Dunno sounds like a marketing thing to me (which is the reason I chose to do my fellowship). Looks like its mostly endoscopy with some MIS (ie, GBP, Nissens, etc.) stuff thrown in.

It would depend on your residency. We did tons of Nissens in mine (Children's Hospital with lots of neurologically impaired kids), as well as GBP. The more advanced upper GI laparoscopic cases would be done by the MIS or Bariatric fellows, but you should at least have the basics down from any general surgery residency.

Pretty soon you'll start to see fellowships in hernia surgery or central GI.🙄
 
Hey man, get off their page. Can't you see at the bottom where it clearly states:

This is a Canadian web site. It's content is intended only for residents in Canada.

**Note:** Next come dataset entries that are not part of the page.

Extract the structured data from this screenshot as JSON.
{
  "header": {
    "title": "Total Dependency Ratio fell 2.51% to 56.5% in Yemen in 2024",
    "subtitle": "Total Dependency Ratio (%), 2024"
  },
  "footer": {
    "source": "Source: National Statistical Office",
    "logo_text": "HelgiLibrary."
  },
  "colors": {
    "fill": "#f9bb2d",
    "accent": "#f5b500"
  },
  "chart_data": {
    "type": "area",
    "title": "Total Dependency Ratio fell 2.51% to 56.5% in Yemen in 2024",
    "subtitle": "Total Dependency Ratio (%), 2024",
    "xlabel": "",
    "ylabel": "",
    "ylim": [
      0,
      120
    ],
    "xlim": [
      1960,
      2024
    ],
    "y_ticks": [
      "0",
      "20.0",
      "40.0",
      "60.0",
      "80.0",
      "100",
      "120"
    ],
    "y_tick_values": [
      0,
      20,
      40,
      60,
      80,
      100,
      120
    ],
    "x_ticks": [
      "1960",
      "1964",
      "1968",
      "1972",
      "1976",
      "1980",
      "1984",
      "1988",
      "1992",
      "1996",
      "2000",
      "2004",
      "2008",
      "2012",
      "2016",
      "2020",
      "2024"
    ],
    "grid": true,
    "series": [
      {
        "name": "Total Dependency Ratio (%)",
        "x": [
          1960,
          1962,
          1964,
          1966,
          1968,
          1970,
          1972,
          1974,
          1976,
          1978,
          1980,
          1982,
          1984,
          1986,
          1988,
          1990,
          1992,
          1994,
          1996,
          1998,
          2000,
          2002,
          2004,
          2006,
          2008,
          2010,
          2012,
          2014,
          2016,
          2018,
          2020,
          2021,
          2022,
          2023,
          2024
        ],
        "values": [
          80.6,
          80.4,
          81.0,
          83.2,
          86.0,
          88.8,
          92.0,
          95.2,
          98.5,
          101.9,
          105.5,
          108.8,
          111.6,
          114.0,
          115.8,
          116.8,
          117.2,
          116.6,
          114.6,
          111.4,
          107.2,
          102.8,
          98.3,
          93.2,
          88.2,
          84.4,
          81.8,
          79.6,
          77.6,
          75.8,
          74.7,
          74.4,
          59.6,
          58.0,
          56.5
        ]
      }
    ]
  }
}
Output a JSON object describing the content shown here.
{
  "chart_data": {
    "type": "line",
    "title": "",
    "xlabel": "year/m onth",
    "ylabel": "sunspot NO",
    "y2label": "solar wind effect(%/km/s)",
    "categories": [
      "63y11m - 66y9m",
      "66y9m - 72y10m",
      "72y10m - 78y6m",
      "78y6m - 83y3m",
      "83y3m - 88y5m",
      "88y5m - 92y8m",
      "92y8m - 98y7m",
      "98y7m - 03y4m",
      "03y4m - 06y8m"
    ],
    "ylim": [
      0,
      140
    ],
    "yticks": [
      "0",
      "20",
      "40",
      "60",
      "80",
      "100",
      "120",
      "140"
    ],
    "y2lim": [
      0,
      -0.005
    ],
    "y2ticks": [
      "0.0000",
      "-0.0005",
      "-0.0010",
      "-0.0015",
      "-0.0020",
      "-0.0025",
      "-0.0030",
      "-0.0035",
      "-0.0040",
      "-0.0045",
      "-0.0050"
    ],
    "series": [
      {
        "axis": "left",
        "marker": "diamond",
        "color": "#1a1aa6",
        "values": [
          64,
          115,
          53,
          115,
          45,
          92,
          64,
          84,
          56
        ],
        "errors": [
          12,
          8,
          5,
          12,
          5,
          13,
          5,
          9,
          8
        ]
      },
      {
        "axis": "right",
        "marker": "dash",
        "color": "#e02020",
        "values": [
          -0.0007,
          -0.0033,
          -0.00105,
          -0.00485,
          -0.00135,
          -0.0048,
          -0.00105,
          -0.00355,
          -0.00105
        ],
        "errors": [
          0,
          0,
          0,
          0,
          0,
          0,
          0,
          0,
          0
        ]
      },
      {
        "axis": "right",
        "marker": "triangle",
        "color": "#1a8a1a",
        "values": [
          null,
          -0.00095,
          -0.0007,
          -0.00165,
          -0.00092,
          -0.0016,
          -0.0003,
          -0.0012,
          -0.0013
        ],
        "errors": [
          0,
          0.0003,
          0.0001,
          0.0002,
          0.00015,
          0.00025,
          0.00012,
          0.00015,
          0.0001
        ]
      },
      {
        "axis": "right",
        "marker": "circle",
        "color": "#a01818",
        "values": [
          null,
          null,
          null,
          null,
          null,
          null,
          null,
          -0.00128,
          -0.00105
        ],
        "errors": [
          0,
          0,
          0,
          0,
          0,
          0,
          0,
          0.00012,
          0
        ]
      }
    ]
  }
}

The nerve of some Americans... With their knowldge of its vs. it's and reading about our clinics. Srsly.

:laugh:
 
Hepatobiliary is a solid specialty, but is generally reserved for those interested in academic practice. You can go about this via a HPB fellowship, Surg Onc, or Transplant (depending on if that program does lots of livers, and non-transplant related hepatobiliary procedures).

Its a great specialty, but it is competitive once your out in the world. My center has HPB performed by surg onc, a gen surgeon, and transplanters. If you are interested in the procedures and multi-disciplinary care for these patients, then its a great field.

You can find cons for any surgical subspeciality or any subspecialty for that matter. What subspecialty doesnt have its share of difficult cases or challenging patients?